Hi, folks. This video is not rated PG 13 or higher, but some of you may find it offensive all the same. I have been intrigued about how technology has affected our war in Iraq and Afghanistan. In some ways it has been great. Soldiers can send videos to loved ones and vice versa. E-mail records everyday life consisely. Photos can be transmitted in an instant. No longer does a soldier have to wonder what her child looks like.

The advent of video phones and digital cameras allowed the Abu Ghraib scandal to be discovered almost immediately. However, as in the taser case in UCLA, that does not mean footage always carries context. With every claim of atrocities comes a lot of cross accusations and finger pointing. What exactly did the student for Iran do to attract the police in the first place?

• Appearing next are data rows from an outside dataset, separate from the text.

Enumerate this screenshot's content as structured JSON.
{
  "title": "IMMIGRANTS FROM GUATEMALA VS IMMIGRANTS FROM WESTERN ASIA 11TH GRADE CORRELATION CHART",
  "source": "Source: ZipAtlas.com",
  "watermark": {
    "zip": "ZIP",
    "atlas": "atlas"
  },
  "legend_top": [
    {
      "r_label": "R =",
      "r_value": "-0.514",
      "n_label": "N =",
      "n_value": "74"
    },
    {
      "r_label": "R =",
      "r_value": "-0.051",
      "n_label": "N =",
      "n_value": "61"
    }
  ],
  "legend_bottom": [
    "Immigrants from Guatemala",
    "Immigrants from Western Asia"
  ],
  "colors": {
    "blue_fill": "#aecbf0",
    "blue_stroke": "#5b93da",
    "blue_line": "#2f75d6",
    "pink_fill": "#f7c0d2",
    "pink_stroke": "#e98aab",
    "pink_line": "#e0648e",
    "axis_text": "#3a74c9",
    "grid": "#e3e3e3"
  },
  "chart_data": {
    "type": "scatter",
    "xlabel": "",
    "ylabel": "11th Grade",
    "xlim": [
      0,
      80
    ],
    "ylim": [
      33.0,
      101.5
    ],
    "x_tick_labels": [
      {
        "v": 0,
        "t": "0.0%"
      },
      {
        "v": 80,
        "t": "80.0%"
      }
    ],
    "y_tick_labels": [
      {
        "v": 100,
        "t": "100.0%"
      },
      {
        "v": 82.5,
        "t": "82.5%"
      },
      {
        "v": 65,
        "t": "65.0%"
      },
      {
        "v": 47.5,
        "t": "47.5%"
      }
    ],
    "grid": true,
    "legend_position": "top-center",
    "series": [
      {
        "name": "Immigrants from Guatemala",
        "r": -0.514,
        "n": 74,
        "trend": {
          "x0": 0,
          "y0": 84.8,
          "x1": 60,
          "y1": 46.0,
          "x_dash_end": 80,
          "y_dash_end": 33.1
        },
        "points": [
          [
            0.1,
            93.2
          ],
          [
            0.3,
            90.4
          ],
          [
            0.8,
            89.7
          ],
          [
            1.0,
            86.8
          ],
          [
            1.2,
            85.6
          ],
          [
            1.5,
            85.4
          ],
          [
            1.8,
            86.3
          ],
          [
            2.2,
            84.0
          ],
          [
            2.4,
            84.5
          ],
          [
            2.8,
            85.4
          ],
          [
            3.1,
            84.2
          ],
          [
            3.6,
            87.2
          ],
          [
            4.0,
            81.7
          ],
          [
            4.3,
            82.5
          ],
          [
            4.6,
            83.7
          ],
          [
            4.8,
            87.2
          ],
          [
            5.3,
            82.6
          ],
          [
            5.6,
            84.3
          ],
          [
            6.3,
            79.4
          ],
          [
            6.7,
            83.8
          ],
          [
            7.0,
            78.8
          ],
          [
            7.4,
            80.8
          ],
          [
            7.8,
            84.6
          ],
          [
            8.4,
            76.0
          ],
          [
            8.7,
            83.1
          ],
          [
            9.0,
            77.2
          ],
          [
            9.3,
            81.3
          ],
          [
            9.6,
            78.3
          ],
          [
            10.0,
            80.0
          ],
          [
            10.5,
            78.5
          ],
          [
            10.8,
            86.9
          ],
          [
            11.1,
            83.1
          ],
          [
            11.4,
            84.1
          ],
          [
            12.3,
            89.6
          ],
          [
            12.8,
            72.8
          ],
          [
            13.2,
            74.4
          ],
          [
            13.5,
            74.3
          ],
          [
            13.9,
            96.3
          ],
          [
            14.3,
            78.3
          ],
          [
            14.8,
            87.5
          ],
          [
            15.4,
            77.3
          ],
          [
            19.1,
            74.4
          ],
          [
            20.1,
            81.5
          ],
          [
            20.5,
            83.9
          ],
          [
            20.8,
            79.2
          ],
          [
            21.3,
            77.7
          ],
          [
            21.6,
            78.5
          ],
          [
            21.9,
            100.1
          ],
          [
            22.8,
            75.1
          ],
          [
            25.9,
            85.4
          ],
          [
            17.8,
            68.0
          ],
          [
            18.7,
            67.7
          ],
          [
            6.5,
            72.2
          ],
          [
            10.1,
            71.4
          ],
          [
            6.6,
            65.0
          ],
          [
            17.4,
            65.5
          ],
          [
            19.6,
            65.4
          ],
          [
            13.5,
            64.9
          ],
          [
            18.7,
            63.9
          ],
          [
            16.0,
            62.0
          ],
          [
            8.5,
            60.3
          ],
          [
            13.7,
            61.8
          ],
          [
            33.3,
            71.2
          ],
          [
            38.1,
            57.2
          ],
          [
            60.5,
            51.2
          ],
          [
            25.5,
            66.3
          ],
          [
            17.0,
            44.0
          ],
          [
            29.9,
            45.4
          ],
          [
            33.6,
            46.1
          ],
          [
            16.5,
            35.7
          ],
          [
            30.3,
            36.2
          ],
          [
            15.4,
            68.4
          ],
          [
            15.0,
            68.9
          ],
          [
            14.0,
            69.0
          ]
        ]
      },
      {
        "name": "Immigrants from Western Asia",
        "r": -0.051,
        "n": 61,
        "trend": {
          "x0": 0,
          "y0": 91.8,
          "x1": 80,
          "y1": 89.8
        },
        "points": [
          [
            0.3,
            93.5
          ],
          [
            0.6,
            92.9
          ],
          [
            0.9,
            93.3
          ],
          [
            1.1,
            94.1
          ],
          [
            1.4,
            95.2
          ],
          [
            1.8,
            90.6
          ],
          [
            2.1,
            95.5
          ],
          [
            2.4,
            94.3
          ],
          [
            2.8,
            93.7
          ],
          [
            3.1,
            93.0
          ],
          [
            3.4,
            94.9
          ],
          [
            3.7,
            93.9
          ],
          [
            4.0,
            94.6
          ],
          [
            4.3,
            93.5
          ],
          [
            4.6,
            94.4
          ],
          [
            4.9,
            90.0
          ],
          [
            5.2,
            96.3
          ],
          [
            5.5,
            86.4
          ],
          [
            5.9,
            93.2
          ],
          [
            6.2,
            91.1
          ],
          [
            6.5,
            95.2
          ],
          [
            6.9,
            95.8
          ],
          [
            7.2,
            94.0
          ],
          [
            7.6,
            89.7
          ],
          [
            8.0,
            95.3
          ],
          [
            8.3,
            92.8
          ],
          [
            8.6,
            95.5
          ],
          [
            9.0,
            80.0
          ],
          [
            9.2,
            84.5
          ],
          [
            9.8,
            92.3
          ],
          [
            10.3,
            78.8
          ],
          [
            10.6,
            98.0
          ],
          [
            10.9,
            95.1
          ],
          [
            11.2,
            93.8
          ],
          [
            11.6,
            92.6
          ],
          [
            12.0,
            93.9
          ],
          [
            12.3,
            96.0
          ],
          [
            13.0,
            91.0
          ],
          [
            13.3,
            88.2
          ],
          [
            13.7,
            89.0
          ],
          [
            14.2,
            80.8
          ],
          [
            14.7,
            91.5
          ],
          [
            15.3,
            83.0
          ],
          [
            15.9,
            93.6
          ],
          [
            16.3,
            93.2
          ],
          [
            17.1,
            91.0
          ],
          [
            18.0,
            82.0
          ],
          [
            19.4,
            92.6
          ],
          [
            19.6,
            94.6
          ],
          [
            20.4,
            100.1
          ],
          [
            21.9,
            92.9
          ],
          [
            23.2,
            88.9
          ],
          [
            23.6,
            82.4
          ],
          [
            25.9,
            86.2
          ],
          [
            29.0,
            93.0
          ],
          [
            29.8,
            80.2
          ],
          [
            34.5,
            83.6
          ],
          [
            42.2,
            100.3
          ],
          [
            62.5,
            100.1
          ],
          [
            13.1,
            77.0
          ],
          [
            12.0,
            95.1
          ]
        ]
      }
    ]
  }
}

When footage of the Rodney King video made it to every news station in America the LA police officers were tried and found guilty before they were charged. So indelible were those images that there were riots in many areas of LA when the police were found not guilty of excessive force several months later. Jurors maintained that the events leading up to Kings beating warranted the force, but the public who saw the footage couldn't buy it.

Context, context, context. However, with Abu Ghraib there seems to be a dearth of rationalizations, just an abdication of responsibility--why are the lower level soldiers being tried first--I guess that is how hierarchies work. In an earlier time, we probably would not have heard of these conditions and this abuse. Is that a good thing? Can we have too much information about a sensitive subject? During WWII, John Huston (I think!) made a docmentary commissioned by the War Dept. that ended up never being shown as it was considered too 'dark' and 'anti-war' for American audiences. If that is happening now to some extent, is that all righ? For example one does not want to see an exploded carcass on the cover of the newspaper every day, however we do hear about it.

There is an argument that Congress should not be attempting to direct foreign policy, in part because the process of government tips our hand to the enemy.

Lonelygirl seems to go a lot deeper that I originally gave it credit for. It almost looks like an occult version of '24.' Maybe hindsight is 20/20, but didn't the sophistication of mulitple narrators kind of give the story away? Also, she was a little too hip to be considered a nerd. Finally, if one were in the suffocating grasp of a cult, would your parents really let you buy a web cam?